Just a Thought: October 28, 2015

Wednesday, October 28th, 2015 at 9:00 AM
Just a Thought: October 28, 2015 by Katie Chriest
John Morgan

I recently sat on a panel of communications and arts professionals for sophomores at Fort LeBoeuf High School. Our job was to give students considering similar careers some idea of what our typical days are like, how we got where we are, and what obstacles hindered our paths, especially early on.

Of course, we can’t precisely know what will get us where we want to be — or whether we really want to be there — until we arrive. As Holly Nowak of Erie Arts and Culture told the students, it’s more about making one choice after another from your heart, from your own inner passion.

Looking at that classroom full of mid-teen faces, my heart just melted. It’s been two decades since I escaped high school. I wish I’d gotten to hear from a panel like ours back then, not to eliminate impending obstacles but to put my younger self at ease. Even now, it was heartening to be surrounded by these folks: people who embrace life’s nonlinear, multidimensional, moment by moment inspiration with excited curiosity.

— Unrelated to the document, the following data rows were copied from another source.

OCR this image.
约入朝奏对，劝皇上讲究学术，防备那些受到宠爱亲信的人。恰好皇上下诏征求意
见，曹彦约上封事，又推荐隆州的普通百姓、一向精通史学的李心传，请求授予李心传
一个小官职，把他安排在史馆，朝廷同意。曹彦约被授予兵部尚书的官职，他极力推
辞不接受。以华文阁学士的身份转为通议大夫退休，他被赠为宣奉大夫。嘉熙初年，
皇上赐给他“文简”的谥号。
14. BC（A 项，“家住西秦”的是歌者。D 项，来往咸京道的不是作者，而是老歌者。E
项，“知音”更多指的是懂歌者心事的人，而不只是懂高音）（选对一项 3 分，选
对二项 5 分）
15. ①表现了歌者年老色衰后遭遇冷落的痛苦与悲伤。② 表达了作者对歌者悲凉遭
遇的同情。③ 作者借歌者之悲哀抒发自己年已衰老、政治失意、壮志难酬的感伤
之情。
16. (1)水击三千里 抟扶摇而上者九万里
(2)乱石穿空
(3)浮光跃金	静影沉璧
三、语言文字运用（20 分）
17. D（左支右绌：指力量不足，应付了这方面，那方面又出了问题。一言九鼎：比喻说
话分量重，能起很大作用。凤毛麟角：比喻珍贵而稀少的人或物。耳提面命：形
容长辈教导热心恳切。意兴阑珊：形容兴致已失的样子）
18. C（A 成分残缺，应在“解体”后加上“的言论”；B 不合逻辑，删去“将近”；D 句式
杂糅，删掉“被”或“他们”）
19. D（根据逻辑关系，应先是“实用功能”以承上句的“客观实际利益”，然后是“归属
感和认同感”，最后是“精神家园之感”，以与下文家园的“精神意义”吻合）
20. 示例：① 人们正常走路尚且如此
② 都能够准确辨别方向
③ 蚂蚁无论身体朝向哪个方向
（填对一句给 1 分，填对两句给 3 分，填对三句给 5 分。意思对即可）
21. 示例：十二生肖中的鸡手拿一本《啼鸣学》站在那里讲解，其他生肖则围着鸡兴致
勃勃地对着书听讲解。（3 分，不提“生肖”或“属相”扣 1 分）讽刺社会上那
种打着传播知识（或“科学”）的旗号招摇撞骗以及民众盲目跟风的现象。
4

Today schools sell themselves on their ability to deliver in the STEM fields. The implication seems to be that all students can excel and be happy in these fields if they’re well prepared. And that — despite our obsessive worship of celebrities in the arts — STEM fields are much more valuable to society.

But when we discourage so-inclined students from embracing the arts and humanities, we discourage humanity itself.

I’m not implying that STEM fields are uncreative. Not in the least. Even as we’re chanting “STEAM! STEAM!” to incorporate the arts and design, we panelists get that. And it is wonderful that much-documented classroom discrimination against girls in STEM subjects is abating.

But some of us — regardless of incentives or scholarships or special student Visas — can only be content or useful in the arts. What message are we sending to students if we invalidate their passions before they even graduate? And in a climate of such employment fluctuation, can we really be sure one pursuit will be less lucrative than another?

“We finally die from the exhaustion of becoming,” writes poet Jim Harrison.

We die even earlier from the exhaustion of becoming what we’re not.